ANZ Research pointed to “downside risks to the revenue numbers… while on the spending side tight discipline will be required.” In particular, the Australian bank’s economists pointed to the risks of rising gross debt, which is expected to reach more than A$600 billion by fiscal 2021, reflecting increased capital expenditure.
“While the government will argue that much of this increased debt is so-called ‘good,’ in that it has been used to fund productive assets, increased leverage is not without cost or risk. In particular it increases the vulnerability of the government to a negative shock. For this reason we think the uninterrupted growth in gross debt outstanding is one of the weak links in the government’s fiscal strategy,” ANZ said.

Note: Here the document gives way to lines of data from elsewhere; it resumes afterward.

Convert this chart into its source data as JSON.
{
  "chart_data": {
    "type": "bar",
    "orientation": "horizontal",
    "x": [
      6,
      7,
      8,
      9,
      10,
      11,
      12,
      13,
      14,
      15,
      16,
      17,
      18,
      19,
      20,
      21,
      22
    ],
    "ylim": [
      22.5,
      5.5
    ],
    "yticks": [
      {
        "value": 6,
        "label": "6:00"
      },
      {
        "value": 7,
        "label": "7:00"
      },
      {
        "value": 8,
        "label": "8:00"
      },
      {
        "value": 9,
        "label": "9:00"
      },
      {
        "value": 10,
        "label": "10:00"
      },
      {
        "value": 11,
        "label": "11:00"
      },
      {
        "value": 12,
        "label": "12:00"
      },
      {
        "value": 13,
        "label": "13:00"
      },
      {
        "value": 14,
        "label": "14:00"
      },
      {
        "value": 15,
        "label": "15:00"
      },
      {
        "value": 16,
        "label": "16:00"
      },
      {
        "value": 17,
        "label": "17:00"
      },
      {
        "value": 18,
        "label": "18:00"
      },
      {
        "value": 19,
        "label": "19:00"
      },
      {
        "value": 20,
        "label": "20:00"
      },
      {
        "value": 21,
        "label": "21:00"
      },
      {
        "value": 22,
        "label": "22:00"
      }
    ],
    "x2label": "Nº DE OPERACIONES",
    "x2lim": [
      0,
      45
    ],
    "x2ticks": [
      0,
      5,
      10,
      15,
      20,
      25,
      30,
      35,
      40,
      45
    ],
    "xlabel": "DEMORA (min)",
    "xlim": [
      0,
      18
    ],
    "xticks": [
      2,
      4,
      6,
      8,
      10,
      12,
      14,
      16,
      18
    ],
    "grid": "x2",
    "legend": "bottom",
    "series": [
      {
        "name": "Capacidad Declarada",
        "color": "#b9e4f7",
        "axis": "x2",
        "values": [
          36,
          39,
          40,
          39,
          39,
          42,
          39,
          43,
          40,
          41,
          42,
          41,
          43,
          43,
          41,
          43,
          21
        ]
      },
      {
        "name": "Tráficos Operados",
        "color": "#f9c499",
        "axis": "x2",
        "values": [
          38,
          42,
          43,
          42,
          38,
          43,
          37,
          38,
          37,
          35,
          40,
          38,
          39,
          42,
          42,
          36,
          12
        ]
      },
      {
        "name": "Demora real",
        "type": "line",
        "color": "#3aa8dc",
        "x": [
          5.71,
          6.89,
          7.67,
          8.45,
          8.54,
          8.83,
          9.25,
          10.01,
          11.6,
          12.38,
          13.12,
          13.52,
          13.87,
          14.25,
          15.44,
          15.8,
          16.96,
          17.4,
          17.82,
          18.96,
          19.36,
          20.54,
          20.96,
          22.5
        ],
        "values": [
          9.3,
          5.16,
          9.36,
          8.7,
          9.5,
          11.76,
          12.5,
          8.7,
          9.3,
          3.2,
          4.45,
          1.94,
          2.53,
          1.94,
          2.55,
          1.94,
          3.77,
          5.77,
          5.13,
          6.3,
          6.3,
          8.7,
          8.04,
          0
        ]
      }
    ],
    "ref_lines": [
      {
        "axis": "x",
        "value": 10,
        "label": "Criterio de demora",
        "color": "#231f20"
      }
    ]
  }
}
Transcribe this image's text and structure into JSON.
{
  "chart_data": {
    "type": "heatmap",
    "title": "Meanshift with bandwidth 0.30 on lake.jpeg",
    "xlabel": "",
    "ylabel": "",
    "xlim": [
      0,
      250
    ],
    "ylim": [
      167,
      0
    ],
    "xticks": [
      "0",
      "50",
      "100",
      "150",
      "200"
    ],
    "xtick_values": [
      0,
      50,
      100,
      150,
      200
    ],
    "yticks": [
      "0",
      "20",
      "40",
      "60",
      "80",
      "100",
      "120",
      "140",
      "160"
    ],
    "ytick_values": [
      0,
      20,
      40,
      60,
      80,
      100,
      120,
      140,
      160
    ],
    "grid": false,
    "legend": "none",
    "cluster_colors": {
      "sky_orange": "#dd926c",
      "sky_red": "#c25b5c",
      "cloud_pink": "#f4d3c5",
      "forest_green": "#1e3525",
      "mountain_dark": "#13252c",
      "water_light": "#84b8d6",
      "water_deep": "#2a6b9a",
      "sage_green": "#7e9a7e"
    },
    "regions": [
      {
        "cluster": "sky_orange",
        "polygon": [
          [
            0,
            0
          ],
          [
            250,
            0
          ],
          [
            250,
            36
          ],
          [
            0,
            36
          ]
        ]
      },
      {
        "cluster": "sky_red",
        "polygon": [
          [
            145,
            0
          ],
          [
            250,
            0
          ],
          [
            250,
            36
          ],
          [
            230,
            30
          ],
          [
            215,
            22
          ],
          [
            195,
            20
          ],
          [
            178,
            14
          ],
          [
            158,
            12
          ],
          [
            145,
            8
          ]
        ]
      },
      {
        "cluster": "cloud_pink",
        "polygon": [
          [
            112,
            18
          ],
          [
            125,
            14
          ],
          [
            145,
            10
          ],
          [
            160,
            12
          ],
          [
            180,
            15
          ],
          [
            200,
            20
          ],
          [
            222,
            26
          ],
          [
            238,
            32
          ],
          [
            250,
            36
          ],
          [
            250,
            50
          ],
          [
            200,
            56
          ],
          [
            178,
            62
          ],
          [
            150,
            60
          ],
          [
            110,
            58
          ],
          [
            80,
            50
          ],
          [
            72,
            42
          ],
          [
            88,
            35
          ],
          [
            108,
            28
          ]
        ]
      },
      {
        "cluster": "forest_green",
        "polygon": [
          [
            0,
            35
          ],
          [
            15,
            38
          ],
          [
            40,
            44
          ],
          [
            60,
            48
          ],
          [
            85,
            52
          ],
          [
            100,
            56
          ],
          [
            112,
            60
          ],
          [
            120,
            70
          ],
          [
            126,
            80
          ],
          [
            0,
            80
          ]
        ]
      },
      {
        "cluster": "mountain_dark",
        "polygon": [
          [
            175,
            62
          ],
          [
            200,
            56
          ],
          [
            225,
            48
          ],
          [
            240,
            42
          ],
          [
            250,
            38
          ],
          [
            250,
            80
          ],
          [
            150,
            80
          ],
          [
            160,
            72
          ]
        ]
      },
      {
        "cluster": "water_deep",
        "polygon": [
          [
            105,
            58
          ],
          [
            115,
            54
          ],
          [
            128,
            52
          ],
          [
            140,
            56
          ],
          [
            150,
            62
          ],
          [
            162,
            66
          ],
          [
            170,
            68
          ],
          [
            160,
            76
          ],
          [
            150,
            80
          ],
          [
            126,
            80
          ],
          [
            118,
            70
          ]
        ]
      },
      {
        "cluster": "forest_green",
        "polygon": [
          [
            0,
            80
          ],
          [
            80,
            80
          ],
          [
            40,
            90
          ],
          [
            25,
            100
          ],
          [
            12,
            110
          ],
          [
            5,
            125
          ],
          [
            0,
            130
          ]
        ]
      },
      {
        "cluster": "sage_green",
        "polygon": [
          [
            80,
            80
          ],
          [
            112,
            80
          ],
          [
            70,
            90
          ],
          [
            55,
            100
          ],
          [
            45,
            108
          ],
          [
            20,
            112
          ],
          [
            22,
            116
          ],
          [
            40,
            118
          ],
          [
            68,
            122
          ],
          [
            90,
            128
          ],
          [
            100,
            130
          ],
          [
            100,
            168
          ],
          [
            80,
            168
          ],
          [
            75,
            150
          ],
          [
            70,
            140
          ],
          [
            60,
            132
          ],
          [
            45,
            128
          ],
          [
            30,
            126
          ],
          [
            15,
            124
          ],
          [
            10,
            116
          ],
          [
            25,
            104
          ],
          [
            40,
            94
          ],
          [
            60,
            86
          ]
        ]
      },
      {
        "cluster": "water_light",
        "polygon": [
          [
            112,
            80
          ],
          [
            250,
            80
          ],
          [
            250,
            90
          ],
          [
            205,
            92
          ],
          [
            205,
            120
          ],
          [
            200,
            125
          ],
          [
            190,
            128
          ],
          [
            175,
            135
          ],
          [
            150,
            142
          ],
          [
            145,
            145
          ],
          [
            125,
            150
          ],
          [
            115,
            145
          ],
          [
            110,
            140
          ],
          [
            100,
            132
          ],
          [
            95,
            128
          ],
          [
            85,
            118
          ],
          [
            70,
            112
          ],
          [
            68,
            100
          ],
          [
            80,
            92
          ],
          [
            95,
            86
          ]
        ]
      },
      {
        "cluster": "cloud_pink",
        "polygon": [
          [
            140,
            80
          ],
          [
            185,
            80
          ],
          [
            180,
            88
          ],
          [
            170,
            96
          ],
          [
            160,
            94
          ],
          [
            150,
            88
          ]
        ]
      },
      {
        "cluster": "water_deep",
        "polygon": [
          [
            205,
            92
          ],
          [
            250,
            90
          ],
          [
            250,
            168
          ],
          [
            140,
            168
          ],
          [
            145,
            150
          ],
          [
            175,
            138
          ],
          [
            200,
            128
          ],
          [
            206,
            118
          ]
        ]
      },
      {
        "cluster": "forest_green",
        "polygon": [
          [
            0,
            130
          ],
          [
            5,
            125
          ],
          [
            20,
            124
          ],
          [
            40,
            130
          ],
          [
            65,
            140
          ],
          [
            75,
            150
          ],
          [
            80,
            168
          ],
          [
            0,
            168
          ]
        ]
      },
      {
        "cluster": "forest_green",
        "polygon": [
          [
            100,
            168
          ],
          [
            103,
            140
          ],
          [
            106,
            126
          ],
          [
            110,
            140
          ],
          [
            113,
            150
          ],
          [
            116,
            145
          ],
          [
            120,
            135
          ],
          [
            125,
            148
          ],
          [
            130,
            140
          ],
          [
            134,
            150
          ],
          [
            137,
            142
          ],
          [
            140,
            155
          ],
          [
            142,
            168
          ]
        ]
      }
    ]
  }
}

On the government’s treasured triple-A credit rating, ANZ said “we don’t see this budget pushing any of the agencies to bring the rating lower, though the additional leverage may attract some adverse comment. Importantly, Australia’s external position has also improved, offsetting some of the fiscal slippage.”
For a budget aimed at securing “better days ahead for all Australians,” Morrison has seen little reason to threaten the interests of core constituencies, while penalizing those with a lack of voting power. And with another federal election due before the predicted surplus comes to pass in fiscal 2021, there is still plenty of time for more handouts and even more heroic forecasts to make the books balance.